🤖 AI Summary
This work addresses the performance limitations of 3D Gaussian Splatting (3DGS) under sparse-view conditions, where inaccurate camera poses and poor point cloud initialization degrade reconstruction quality. To overcome these challenges, the authors propose a robust dense initialization strategy by integrating the reference-free point cloud estimation network π³ with 3DGS for the first time. Furthermore, they introduce several geometric regularization mechanisms—including uncertainty-guided depth supervision, normal consistency loss, and depth warping—to enhance geometric fidelity. These innovations significantly improve both the geometric accuracy and rendering quality of novel view synthesis.
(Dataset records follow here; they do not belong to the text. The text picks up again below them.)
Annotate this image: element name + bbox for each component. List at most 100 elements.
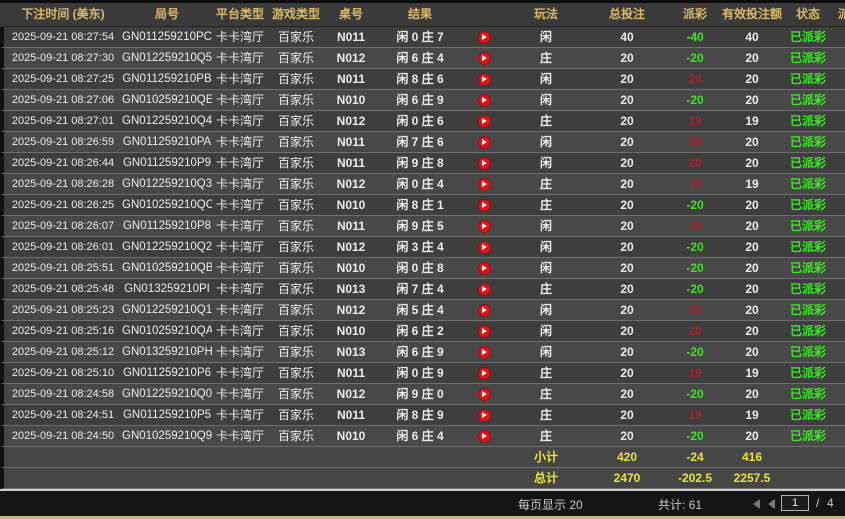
play-icon: [482, 244, 487, 250]
round-id-cell: GN013259210PH: [122, 346, 212, 358]
replay-button[interactable]: [477, 429, 491, 443]
table-row: 2025-09-21 08:24:58 GN012259210Q0 卡卡湾厅 百家乐 N…: [0, 384, 845, 405]
valid-bet-cell: 20: [745, 198, 759, 212]
total-count-label: 共计:: [658, 498, 686, 512]
replay-button[interactable]: [477, 198, 491, 212]
play-icon: [482, 412, 487, 418]
payout-cell: 20: [688, 156, 702, 170]
result-cell: 闲 6 庄 9: [396, 93, 444, 107]
replay-button[interactable]: [477, 282, 491, 296]
replay-button[interactable]: [477, 261, 491, 275]
replay-button[interactable]: [477, 30, 491, 44]
result-cell: 闲 6 庄 4: [396, 51, 444, 65]
extra-cell: [834, 342, 845, 362]
replay-button[interactable]: [477, 156, 491, 170]
first-page-button[interactable]: [753, 499, 763, 509]
payout-cell: -20: [686, 345, 704, 359]
replay-button[interactable]: [477, 114, 491, 128]
table-no-cell: N012: [336, 303, 366, 317]
top-strip: [0, 0, 845, 3]
status-cell: 已派彩: [789, 345, 826, 359]
payout-cell: 19: [688, 408, 702, 422]
extra-cell: [834, 300, 845, 320]
extra-cell: [834, 132, 845, 152]
extra-cell: [834, 321, 845, 341]
status-cell: 已派彩: [789, 282, 826, 296]
page-size-value[interactable]: 20: [569, 498, 583, 512]
platform-cell: 卡卡湾厅: [215, 240, 264, 254]
extra-cell: [834, 69, 845, 89]
game-type-cell: 百家乐: [277, 177, 314, 191]
replay-button[interactable]: [477, 324, 491, 338]
total-bet-cell: 20: [620, 303, 634, 317]
replay-button[interactable]: [477, 387, 491, 401]
game-type-cell: 百家乐: [277, 156, 314, 170]
col-header-total-bet: 总投注: [608, 7, 645, 21]
game-type-cell: 百家乐: [277, 51, 314, 65]
round-id-cell: GN012259210Q4: [122, 115, 212, 127]
replay-button[interactable]: [477, 240, 491, 254]
payout-cell: 19: [688, 114, 702, 128]
table-no-cell: N010: [336, 324, 366, 338]
valid-bet-cell: 20: [745, 345, 759, 359]
status-cell: 已派彩: [789, 408, 826, 422]
play-icon: [482, 160, 487, 166]
status-cell: 已派彩: [789, 261, 826, 275]
play-type-cell: 庄: [539, 198, 552, 212]
valid-bet-cell: 20: [745, 219, 759, 233]
grand-total-valid-bet: 2257.5: [733, 471, 771, 485]
page-input[interactable]: [781, 495, 809, 511]
game-type-cell: 百家乐: [277, 93, 314, 107]
replay-button[interactable]: [477, 219, 491, 233]
replay-button[interactable]: [477, 177, 491, 191]
replay-cell: [462, 90, 506, 110]
play-type-cell: 闲: [539, 156, 552, 170]
result-cell: 闲 9 庄 5: [396, 219, 444, 233]
valid-bet-cell: 19: [745, 366, 759, 380]
prev-page-button[interactable]: [768, 499, 778, 509]
result-cell: 闲 6 庄 9: [396, 345, 444, 359]
play-type-cell: 闲: [539, 30, 552, 44]
platform-cell: 卡卡湾厅: [215, 156, 264, 170]
payout-cell: -20: [686, 240, 704, 254]
status-cell: 已派彩: [789, 198, 826, 212]
replay-button[interactable]: [477, 72, 491, 86]
extra-cell: [834, 426, 845, 446]
bet-time-cell: 2025-09-21 08:24:51: [11, 409, 115, 421]
extra-cell: [834, 27, 845, 47]
replay-cell: [462, 174, 506, 194]
subtotal-valid-bet: 416: [741, 450, 763, 464]
grand-total-spacer: [4, 468, 506, 488]
valid-bet-cell: 40: [745, 30, 759, 44]
play-icon: [482, 181, 487, 187]
total-bet-cell: 20: [620, 366, 634, 380]
total-bet-cell: 40: [620, 30, 634, 44]
table-no-cell: N013: [336, 282, 366, 296]
replay-button[interactable]: [477, 135, 491, 149]
replay-button[interactable]: [477, 93, 491, 107]
replay-cell: [462, 132, 506, 152]
replay-button[interactable]: [477, 303, 491, 317]
table-no-cell: N011: [336, 72, 366, 86]
replay-button[interactable]: [477, 366, 491, 380]
play-type-cell: 闲: [539, 135, 552, 149]
game-type-cell: 百家乐: [277, 219, 314, 233]
bet-time-cell: 2025-09-21 08:27:01: [11, 115, 115, 127]
payout-cell: -20: [686, 93, 704, 107]
round-id-cell: GN012259210Q3: [122, 178, 212, 190]
extra-cell: [834, 363, 845, 383]
play-icon: [482, 370, 487, 376]
play-type-cell: 庄: [539, 429, 552, 443]
grand-total-label: 总计: [533, 471, 558, 485]
status-cell: 已派彩: [789, 387, 826, 401]
replay-button[interactable]: [477, 345, 491, 359]
replay-cell: [462, 153, 506, 173]
col-header-clipped: 派: [838, 7, 845, 21]
payout-cell: 19: [688, 366, 702, 380]
platform-cell: 卡卡湾厅: [215, 408, 264, 422]
replay-button[interactable]: [477, 408, 491, 422]
replay-button[interactable]: [477, 51, 491, 65]
replay-cell: [462, 111, 506, 131]
replay-cell: [462, 426, 506, 446]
The method achieves state-of-the-art results across multiple benchmarks, including Tanks and Temples, LLFF, DTU, and MipNeRF360.
📝 Abstract
Novel view synthesis has evolved rapidly, advancing from Neural Radiance Fields to 3D Gaussian Splatting (3DGS), which offers real-time rendering and rapid training without compromising visual fidelity. However, 3DGS relies heavily on accurate camera poses and high-quality point cloud initialization, which are difficult to obtain in sparse-view scenarios. While traditional Structure from Motion (SfM) pipelines often fail in these settings, existing learning-based point estimation alternatives typically require reliable reference views and remain sensitive to pose or depth errors. In this work, we propose a robust method utilizing {\pi}^3, a reference-free point cloud estimation network. We integrate dense initialization from {\pi}^3 with a regularization scheme designed to mitigate geometric inaccuracies. Specifically, we employ uncertainty-guided depth supervision, normal consistency loss, and depth warping. Experimental results demonstrate that our approach achieves state-of-the-art performance on the Tanks and Temples, LLFF, DTU, and MipNeRF360 datasets.